The contract contains two distinct material promises and performance obligations: (1) the selected compound ADX71441 which falls within the definition of a licensed compound, whose rights of use and benefits thereon was transferred in January 2018 and, (2) the research services to be conducted by Addex and funded by Indivior to discover novel GABAB PAM compounds for clinical development that may be discovered over the research term of the agreement and selected by Indivior.
License Agreement with Janssen
Under our agreement with Janssen Pharmaceuticals Inc. (formerly known as Ortho-McNeil-Janssen Pharmaceuticals Inc), or Janssen, we granted Janssen an exclusive license to use relevant patents and know-how in relation to the development and commercialization of drug candidates selected by Janssen under the agreement and a non-exclusive worldwide license to conduct research on the collaboration compounds using relevant patents and know-how. Subject to certain conditions, we and they agreed to own, jointly, all intellectual property rights that we develop jointly and, individually, all intellectual property rights that either party develops individually.

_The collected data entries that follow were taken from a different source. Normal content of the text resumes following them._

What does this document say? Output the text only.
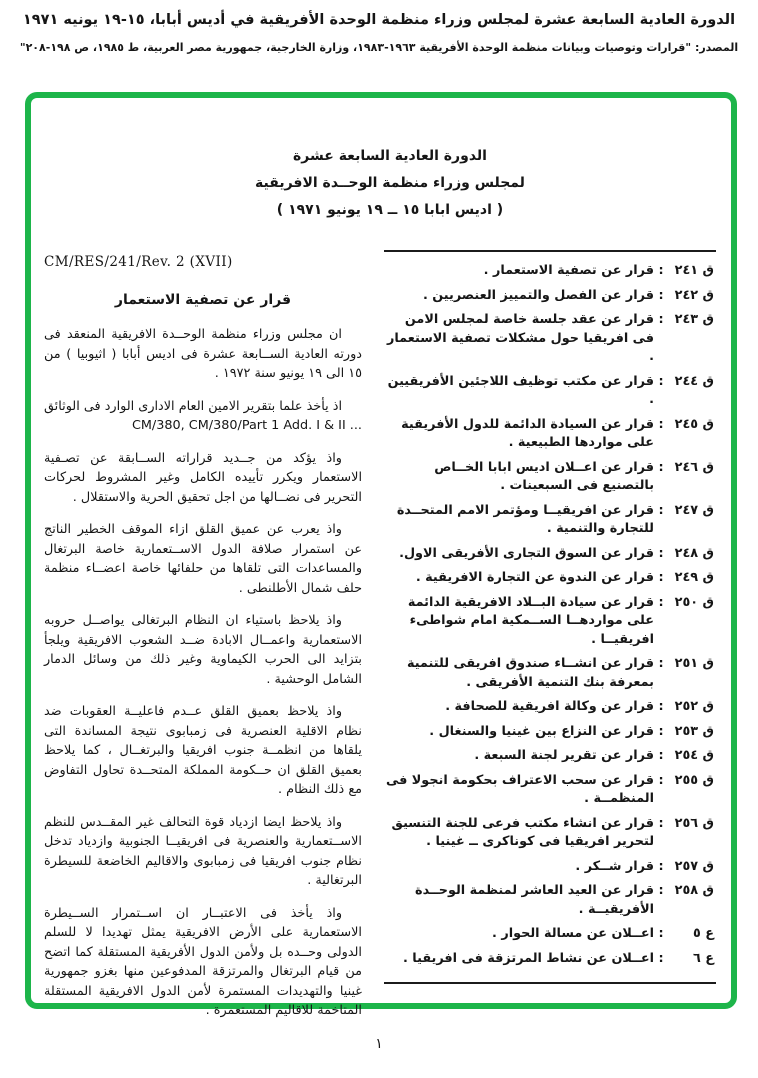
الدورة العادية السابعة عشرة لمجلس وزراء منظمة الوحدة الأفريقية في أديس أبابا، ١٥-١٩ يونيه ١٩٧١
المصدر: "قرارات وتوصيات وبيانات منظمة الوحدة الأفريقية ١٩٦٣-١٩٨٣، وزارة الخارجية، جمهورية مصر العربية، ط ١٩٨٥، ص ١٩٨-٢٠٨"
الدورة العادية السابعة عشرة
لمجلس وزراء منظمة الوحــدة الافريقية
( اديس ابابا ١٥ ــ ١٩ يونيو ١٩٧١ )
CM/RES/241/Rev. 2 (XVII)
قرار عن تصفية الاستعمار

ان مجلس وزراء منظمة الوحــدة الافريقية المنعقد فى دورته العادية الســابعة عشرة فى اديس أبابا ( اثيوبيا ) من ١٥ الى ١٩ يونيو سنة ١٩٧٢ .

اذ يأخذ علما بتقرير الامين العام الادارى الوارد فى الوثائق ... CM/380, CM/380/Part 1 Add. I & II

واذ يؤكد من جــديد قراراته الســابقة عن تصـفية الاستعمار ويكرر تأييده الكامل وغير المشروط لحركات التحرير فى نضــالها من اجل تحقيق الحرية والاستقلال .

واذ يعرب عن عميق القلق ازاء الموقف الخطير الناتج عن استمرار صلافة الدول الاســتعمارية خاصة البرتغال والمساعدات التى تلقاها من حلفائها خاصة اعضــاء منظمة حلف شمال الأطلنطى .

واذ يلاحظ باستياء ان النظام البرتغالى يواصــل حروبه الاستعمارية واعمــال الابادة ضــد الشعوب الافريقية ويلجأ بتزايد الى الحرب الكيماوية وغير ذلك من وسائل الدمار الشامل الوحشية .

واذ يلاحظ بعميق القلق عــدم فاعليــة العقوبات ضد نظام الاقلية العنصرية فى زمبابوى نتيجة المساندة التى يلقاها من انظمــة جنوب افريقيا والبرتغــال ، كما يلاحظ بعميق القلق ان حــكومة المملكة المتحــدة تحاول التفاوض مع ذلك النظام .

واذ يلاحظ ايضا ازدياد قوة التحالف غير المقــدس للنظم الاســتعمارية والعنصرية فى افريقيــا الجنوبية وازدياد تدخل نظام جنوب افريقيا فى زمبابوى والاقاليم الخاضعة للسيطرة البرتغالية .

واذ يأخذ فى الاعتبــار ان اســتمرار الســيطرة الاستعمارية على الأرض الافريقية يمثل تهديدا لا للسلم الدولى وحــده بل ولأمن الدول الأفريقية المستقلة كما اتضح من قيام البرتغال والمرتزقة المدفوعين منها بغزو جمهورية غينيا والتهديدات المستمرة لأمن الدول الافريقية المستقلة المتاخمة للاقاليم المستعمرة .

ق ٢٤١
:
قرار عن تصفية الاستعمار .
ق ٢٤٢
:
قرار عن الفصل والتمييز العنصريين .
ق ٢٤٣
:
قرار عن عقد جلسة خاصة لمجلس الامن فى افريقيا حول مشكلات تصفية الاستعمار .
ق ٢٤٤
:
قرار عن مكتب توظيف اللاجئين الأفريقيين .
ق ٢٤٥
:
قرار عن السيادة الدائمة للدول الأفريقية على مواردها الطبيعية .
ق ٢٤٦
:
قرار عن اعــلان اديس ابابا الخــاص بالتصنيع فى السبعينات .
ق ٢٤٧
:
قرار عن افريقيــا ومؤتمر الامم المتحــدة للتجارة والتنمية .
ق ٢٤٨
:
قرار عن السوق التجارى الأفريقى الاول.
ق ٢٤٩
:
قرار عن الندوة عن التجارة الافريقية .
ق ٢٥٠
:
قرار عن سيادة البــلاد الافريقية الدائمة على مواردهــا الســمكية امام شواطىء افريقيــا .
ق ٢٥١
:
قرار عن انشــاء صندوق افريقى للتنمية بمعرفة بنك التنمية الأفريقى .
ق ٢٥٢
:
قرار عن وكالة افريقية للصحافة .
ق ٢٥٣
:
قرار عن النزاع بين غينيا والسنغال .
ق ٢٥٤
:
قرار عن تقرير لجنة السبعة .
ق ٢٥٥
:
قرار عن سحب الاعتراف بحكومة انجولا فى المنظمــة .
ق ٢٥٦
:
قرار عن انشاء مكتب فرعى للجنة التنسيق لتحرير افريقيا فى كوناكرى ــ غينيا .
ق ٢٥٧
:
قرار شــكر .
ق ٢٥٨
:
قرار عن العيد العاشر لمنظمة الوحــدة الأفريقيــة .
ع ٥
:
اعــلان عن مسالة الحوار .
ع ٦
:
اعــلان عن نشاط المرتزقة فى افريقيا .
١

Under certain conditions, but subject to certain consequences, Janssen may terminate the agreement for any reason, subject to a 90-day notice period.
MANAGEMENT’S DISCUSSION AND ANALYSIS OF FINANCIAL CONDITION
AND RESULTS OF OPERATIONS
Janssen has sole responsibility, including funding liability, for development of selected compounds under the agreement through preclinical and clinical trials, as well as registration procedures and commercialization, if any, in the United States, Japan, the United Kingdom, Germany, France, Spain and Italy. Janssen has the right to design development programs for selected compounds under the agreement. Through our participation in a joint development committee, we review, in an advisory capacity, any development programs designed by Janssen. However, Janssen has authority over all aspects of the development of selected compounds and may develop or commercialize third-party compounds.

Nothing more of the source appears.